Pocas veces, o casi nunca, en la historia
electoral de Colombia se había expresado un espectro tan amplio de adhesión a
una causa política, por parte de fuerzas de la intelectualidad y del arte, como
el que se gestó esta semana, espontáneamente, a favor de la candidatura
presidencial de Gustavo Petro y de su fórmula Ángela María Robledo. Difícil
clasificar ideológicamente el listado de personalidades, de adentro y afuera
del país, que desde todas las disciplinas e idiomas (filósofos, cineastas,
escritores, académicos, columnistas, líderes étnicos, un candidato presidencial
de Francia y un premio Nobel que es el más querido por los lectores del mundo,
J.M. Koetzee), se han impuesto el compromiso moral de llevar a la victoria a la
Colombia Humana. Ese unanimismo súbito de quienes habitualmente se rehúsan al
consenso se inspiró en el pánico que les suscita la mayoría de los que rodean
al candidato del establecimiento, dignas promesas de una república
delincuencial.
Pero también ayudó esa buena conexión con la
muchedumbre que demostró Petro, sin discursos grandilocuentes, muy por el
contrario abundantes en austeras disertaciones: sobre la fatalidad de las
sociedades dependientes de los combustibles fósiles, sobre las diferencias
entre producir valores vegetales y parasitar de la minería extractiva, sobre la
obligación de aplicarnos todos al cuidado del agua y a consentirla en las
alturas de los páramos. También, al aprovechamiento del sol para mover las
máquinas, al respeto por las opciones sexuales diversas, a la prioridad ética,
alimentaria y de salud que se merecen los niños, al amor por los animales, a lo
vejatorio que para la condición humana es la destinación de tantas tierras
ociosas solo para que pasten vacas solitarias, etc., etc. Dos horas por cada
plaza llena, seis por tres pueblos al día que lo esperaban colmados. Fueron
meses intensos por el altiplano, las dos costas, el Eje Cafetero, el Cauca
indígena y el otro, las sabanas de Córdoba. Se le metió al rancho al
“presidente eterno” en Montería, y las gentes se subían a los postes para
poderlo ver. La gobernadora del Valle le trancó las puertas del Hospital
Universitario el sábado, pero la multitud le echó travesía tomándose una avenida.

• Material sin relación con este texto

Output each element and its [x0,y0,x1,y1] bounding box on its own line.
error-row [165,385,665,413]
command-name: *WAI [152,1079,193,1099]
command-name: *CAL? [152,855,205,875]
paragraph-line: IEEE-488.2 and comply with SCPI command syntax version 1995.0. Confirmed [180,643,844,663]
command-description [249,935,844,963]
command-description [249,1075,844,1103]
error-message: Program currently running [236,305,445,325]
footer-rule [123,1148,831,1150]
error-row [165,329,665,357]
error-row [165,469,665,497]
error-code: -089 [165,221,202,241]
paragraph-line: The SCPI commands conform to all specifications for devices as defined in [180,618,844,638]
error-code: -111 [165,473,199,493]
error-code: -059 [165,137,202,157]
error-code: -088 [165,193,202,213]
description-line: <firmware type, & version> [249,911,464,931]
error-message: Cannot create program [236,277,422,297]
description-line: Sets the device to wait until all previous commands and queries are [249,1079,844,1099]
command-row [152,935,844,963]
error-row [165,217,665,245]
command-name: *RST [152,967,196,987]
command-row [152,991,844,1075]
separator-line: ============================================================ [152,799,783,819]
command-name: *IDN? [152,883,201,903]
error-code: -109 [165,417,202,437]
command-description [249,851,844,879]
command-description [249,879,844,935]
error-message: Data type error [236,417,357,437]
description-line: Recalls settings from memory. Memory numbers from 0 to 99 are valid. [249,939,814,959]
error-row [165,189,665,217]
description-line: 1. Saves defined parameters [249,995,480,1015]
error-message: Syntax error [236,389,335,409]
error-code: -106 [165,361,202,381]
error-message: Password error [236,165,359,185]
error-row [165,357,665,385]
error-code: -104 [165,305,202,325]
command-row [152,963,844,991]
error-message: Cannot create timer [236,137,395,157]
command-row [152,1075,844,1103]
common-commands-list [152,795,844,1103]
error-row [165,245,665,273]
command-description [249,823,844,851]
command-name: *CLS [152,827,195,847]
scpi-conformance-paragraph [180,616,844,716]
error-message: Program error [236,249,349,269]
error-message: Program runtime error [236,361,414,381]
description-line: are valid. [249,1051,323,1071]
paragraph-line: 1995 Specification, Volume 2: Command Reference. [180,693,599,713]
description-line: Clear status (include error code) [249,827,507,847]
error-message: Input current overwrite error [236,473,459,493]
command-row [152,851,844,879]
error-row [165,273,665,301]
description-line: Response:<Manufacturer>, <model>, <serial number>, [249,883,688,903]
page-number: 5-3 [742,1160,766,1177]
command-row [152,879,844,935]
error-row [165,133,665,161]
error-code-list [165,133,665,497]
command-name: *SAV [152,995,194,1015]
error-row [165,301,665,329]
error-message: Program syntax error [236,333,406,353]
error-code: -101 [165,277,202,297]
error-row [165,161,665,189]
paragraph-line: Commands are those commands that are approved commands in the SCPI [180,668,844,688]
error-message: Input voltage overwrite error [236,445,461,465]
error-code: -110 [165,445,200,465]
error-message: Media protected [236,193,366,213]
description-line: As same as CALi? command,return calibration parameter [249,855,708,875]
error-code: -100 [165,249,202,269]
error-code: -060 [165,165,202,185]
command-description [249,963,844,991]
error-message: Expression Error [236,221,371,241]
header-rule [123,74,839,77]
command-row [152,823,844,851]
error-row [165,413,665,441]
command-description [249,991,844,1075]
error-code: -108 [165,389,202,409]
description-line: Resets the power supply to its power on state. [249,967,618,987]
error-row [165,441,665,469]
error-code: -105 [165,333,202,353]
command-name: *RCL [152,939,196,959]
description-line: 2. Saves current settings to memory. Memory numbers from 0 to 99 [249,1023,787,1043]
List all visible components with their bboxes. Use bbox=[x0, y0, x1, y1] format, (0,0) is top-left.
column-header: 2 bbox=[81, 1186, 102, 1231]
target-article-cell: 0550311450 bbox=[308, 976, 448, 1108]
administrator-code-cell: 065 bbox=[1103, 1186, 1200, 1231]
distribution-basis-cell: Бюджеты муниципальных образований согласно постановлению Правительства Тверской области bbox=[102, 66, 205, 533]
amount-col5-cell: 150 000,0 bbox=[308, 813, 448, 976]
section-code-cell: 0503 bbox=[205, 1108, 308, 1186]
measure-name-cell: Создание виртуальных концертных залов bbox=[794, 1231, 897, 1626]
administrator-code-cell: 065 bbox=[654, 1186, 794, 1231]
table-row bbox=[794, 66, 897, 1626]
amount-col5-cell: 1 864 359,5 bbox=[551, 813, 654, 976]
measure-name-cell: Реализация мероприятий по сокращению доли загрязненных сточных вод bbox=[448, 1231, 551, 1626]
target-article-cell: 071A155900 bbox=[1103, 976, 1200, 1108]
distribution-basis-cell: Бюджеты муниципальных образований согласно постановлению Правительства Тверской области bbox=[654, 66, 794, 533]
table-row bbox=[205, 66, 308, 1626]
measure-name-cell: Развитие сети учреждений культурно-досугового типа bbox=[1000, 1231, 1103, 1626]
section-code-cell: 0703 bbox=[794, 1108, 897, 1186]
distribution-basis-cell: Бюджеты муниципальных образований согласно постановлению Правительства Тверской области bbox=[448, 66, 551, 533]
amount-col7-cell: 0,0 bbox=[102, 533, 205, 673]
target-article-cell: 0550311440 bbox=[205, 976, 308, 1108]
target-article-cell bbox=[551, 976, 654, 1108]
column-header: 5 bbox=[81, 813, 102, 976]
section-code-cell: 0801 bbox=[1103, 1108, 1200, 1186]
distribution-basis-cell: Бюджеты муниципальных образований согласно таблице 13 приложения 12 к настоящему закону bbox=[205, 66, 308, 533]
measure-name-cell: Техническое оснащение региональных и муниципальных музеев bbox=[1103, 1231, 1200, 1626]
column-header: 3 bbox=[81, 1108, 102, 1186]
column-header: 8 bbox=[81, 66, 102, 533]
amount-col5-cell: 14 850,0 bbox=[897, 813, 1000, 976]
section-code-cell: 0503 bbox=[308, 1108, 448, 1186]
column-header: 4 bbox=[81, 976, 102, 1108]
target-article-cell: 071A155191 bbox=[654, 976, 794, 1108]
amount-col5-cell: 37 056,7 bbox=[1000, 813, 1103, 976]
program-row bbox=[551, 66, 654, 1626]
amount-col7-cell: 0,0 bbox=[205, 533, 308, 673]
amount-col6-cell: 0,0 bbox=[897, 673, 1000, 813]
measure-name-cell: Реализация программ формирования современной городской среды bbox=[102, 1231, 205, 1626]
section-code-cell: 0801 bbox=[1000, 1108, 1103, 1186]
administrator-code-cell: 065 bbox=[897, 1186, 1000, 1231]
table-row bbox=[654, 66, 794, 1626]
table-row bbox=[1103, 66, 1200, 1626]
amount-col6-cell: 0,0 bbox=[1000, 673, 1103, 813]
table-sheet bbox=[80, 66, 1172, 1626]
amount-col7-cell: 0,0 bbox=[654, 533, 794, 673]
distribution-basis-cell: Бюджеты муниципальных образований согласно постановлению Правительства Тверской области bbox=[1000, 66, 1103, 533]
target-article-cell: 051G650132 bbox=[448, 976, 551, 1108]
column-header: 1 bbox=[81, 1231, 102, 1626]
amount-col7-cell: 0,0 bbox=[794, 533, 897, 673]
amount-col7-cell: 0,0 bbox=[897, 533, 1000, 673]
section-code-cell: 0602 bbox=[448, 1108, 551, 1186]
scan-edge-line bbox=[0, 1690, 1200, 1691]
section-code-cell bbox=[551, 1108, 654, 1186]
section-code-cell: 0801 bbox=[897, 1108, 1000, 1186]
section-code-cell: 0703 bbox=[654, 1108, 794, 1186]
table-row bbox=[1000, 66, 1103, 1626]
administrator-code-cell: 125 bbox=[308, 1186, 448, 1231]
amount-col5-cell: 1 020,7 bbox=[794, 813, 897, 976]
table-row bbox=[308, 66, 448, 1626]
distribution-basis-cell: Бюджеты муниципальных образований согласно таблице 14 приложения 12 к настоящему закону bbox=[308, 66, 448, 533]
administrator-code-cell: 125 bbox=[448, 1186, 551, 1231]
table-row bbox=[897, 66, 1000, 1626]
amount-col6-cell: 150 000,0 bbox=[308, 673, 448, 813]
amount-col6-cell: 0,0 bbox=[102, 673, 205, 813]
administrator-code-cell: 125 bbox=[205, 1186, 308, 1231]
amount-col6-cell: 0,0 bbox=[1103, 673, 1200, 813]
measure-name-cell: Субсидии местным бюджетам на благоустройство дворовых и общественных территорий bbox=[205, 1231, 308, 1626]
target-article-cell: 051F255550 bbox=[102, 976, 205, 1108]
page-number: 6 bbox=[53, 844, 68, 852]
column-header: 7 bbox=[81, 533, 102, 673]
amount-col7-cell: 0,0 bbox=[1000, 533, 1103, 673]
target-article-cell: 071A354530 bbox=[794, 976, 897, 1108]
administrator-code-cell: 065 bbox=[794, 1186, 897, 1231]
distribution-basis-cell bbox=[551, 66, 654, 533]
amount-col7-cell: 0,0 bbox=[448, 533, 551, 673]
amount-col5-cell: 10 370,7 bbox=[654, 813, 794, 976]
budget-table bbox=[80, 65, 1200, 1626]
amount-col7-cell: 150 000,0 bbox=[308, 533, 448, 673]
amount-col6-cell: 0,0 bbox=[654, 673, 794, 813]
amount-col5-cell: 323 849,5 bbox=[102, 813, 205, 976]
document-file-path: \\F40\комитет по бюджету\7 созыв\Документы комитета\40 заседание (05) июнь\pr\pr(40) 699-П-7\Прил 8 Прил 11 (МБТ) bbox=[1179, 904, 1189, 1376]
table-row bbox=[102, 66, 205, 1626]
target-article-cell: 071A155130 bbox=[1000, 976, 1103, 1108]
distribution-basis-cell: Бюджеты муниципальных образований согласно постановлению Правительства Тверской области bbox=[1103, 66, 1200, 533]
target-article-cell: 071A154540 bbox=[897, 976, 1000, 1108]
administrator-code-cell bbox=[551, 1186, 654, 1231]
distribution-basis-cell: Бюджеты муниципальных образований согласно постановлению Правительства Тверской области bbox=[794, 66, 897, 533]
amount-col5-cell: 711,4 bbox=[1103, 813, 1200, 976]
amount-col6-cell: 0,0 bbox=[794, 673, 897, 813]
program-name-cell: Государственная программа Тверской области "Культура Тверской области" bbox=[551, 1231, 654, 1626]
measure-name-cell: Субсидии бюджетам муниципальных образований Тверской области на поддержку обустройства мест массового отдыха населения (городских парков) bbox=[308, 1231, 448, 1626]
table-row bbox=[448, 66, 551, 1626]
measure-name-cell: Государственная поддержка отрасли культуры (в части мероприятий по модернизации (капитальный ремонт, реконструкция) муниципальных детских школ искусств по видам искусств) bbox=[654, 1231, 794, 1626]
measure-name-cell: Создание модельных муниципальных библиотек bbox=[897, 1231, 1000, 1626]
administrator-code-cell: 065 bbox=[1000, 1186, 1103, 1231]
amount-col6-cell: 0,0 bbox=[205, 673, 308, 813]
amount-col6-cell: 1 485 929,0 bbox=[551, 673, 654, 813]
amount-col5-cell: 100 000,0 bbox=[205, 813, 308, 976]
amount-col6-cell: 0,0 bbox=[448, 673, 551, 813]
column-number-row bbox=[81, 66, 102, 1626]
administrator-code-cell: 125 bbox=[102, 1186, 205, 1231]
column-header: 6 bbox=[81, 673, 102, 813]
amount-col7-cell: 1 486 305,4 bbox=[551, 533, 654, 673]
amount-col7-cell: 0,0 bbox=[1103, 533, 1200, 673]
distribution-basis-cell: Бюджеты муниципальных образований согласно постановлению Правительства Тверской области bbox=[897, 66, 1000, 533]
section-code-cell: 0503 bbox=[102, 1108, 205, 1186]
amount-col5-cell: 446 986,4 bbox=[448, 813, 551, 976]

Los alcaldes de Medellín y de Cúcuta le cerraron sus plazas con policías
bravos, y él tuvo que aparecérseles por otra parte, como esos cueros tiesos que
los pisan por una punta y se levantan por la otra. En Cúcuta le dispararon,
simultáneamente, francotiradores que le dibujaron tres telarañas a los vidrios
de su automóvil blindado: una en el parabrisas, otra en el vidrio trasero y, la
que hubiera sido más letal, en la ventanilla de su asiento, donde la bala dejó
una marca redonda de plomo derretido. Trasteó entonces su manifestación de
miles a la escalera del hotel, desde donde solo el silencio de la multitud
permitió escuchar su voz afónica, que varias veces tuvo que usar para decirle
al dueño que se calmara, que fresco, que ya se iba para no seguir estorbándole
el ingreso de sus huéspedes. Petro reinauguró el ágora que estuvo desierta
durante 30 años. Estuvo épico. De sus discursos, generosos en primicias
reflexivas, comenzaron a sacar sobrados teóricos los otros candidatos para
lograr alguna química con sus audiencias.
Le ha tocado a Petro un destino que ojalá el
próximo domingo no le quede grande al país.